In Ancient Rome, Children’s Shoes Were a Status Symbol
From a trove of ancient Roman footwear, a rethinking of military life
As the Roman Empire expanded out across Europe and northern Africa, military bases filled with Roman soldiers working to maintain the empire’s borders. Within the walls of these bases, men—and for the most part, only men—lived within a strictly stratified social structure. The standard view holds that, since military men were not allowed to get married, Roman forts were a bastion of testosterone with no women nor children in sight.
A few years ago, evidence of women’s and children’s shoes collected from sites near ancient Roman bases upended this traditional view. Using a scientific mapping approach to analyze the ancient shoes, archaeologist Penelope Allison argued that “these military bases were not exclusively male domains, that women were involved in a number of roles inside their walls, and that traditional perspectives on the socio-spatial arrangements of military life in the early Roman Empire are fallacious.”
Now, on-going research by University of Western Ontario archaeologist Elizabeth Greene at an old Roman fort in England suggests that women and children weren’t only present in military bases, but that they could have played an important role in the fort’s social structure. Based on more excavated shoes, Greene found that the footwear was not one-size-fits-all. Rather, she suggests that children’s shoes reflected their social status—the inherited status of their parents.

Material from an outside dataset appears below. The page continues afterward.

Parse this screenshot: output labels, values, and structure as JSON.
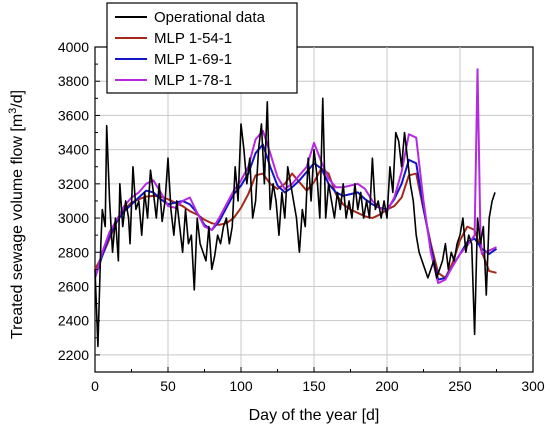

Stephanie Pappas for Live Science:
Greene and her colleagues traced what types of children’s shoes were found where. They discovered that the decorations on the shoes corresponded to the places they were uncovered. In the barracks, for example, children’s shoes mimicked the common boot of adult soldiers.
In the quarters of the base’s commander, the team found “an elaborate infant shoe in the exact style of a high-status man’s boot.”
The shoe is for a child too young to walk, but it boasts a full set of iron studs on the sole, just as a man’s boot would. The expensive material suggests the shoe was high quality, Greene said. The upper part of the shoe is leather, cut into an elaborate fishnet pattern. Not only does the pattern show off workmanship, it would have revealed colored socks underneath, which the ancient Romans also used to denote status.
Greene, in a release, said:
Shoes are very important in the Roman world. One of the things about the Roman world is that sartorial symbols mean everything. They indicate to everyone who you are and what you are. So, what I find very interesting is that even a tiny infant shoe replicates an adult male’s shoe to a T.